Ocaklı , “Kültürel iktidar sanatçılara baskıyla propaganda yaptırmak değildir. Baskıyla, parayla “İnce Memed” romanını yazdıramazsınız. Baskıyla “Mona Roza” şiiri yazdıramazsınız kimseye. Parayla “Yazımı kışa çevirdin” diye türkü yaktıramazsınız. Anadolu coğrafyasından çıkan insanların keşfedilmesiyle olur kültür inşası” dedi
Ocaklı’nın bütçe görüşmelerinde bakan Nuri Ersoy’u şu sözlerle eleştirdi ve sorular yöneltti.

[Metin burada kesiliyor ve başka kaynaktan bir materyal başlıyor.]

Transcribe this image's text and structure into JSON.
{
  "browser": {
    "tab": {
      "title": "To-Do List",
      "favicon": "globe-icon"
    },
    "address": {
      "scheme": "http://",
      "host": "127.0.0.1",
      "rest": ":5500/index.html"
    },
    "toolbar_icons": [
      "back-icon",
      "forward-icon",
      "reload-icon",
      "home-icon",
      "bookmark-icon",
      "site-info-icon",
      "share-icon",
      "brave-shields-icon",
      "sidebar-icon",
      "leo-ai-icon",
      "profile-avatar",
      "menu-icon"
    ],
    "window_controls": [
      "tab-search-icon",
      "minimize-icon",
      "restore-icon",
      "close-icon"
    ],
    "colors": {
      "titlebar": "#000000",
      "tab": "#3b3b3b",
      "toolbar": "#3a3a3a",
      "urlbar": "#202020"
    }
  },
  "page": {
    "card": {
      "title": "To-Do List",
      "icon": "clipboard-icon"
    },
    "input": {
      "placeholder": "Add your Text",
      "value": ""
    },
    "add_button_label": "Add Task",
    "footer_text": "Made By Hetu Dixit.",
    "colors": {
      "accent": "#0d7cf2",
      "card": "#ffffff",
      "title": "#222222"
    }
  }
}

” Sayın Başkan,komisyonumuzun üyelerini, bakanlığı ve heyetini saygıyla selamlıyorum. Basın emekçilerimizi de saygıyla selamlıyorum. Sayın Bakan, bugün aslında sizi grup kararımız gereği sessizce dinleyecektik. Çünkü Türkiye’nin her yerinde ölüm acıları, şehit acıları var; bugün toprağa verilen şehit cenazeleri nedeniyle sadece sizi sessizce dinlemeye karar vermiştik. Ancak laf atmayacaktık, her şey böyle ilerleyecekti. Fakat planladığımız gibi olmadı. Arkadaşlarım sessiz kaldı ama ben dayanamadım.
Siz buraya geldiğinizde sırtımı döndüm size. Belki farkında değilsiniz; çünkü buraya geldiğinizde 21 Ocak’ta yaşanan facianın izleri yeniden canlandı. Elinizde öyle bir koku yoktu ama benim vicdanımdan o yangın kokusu geçti, yüreğime oturdu ve sizin elinizi sıkmadım.
Sayın Bakanım,
Dilovası’nda yanarak öldük. Bolu’da yanarak öldük. Türkiye’de yaşanan sellerde, depremlerde, önlenebilir bütün doğal afetlerde Türkiye ölmeye devam ediyor. Uçak düşmeleri var; sürekli bir travma, sürekli bir acı içinde insanlar… Elbette bütün bunların hepsinde sizin sorumluluğunuz vardır demem. O ayrı bir şeydir. Ama sizin sorumluluğunuzda olan, 36’sı çocuk 78 vatandaşımızın Kartalkaya’da yaşamını yitirmesiydi. Orada sizin sorumluluğunuz çok büyüktü. Ve siz orada çaresizce bağıran, yardım isteyen insanlar varken… Şimdi size yeni bir soruyla bunu soracağım:
O gün, Ankara’da bir otelde sabah sporunuzu yapıyor muydunuz?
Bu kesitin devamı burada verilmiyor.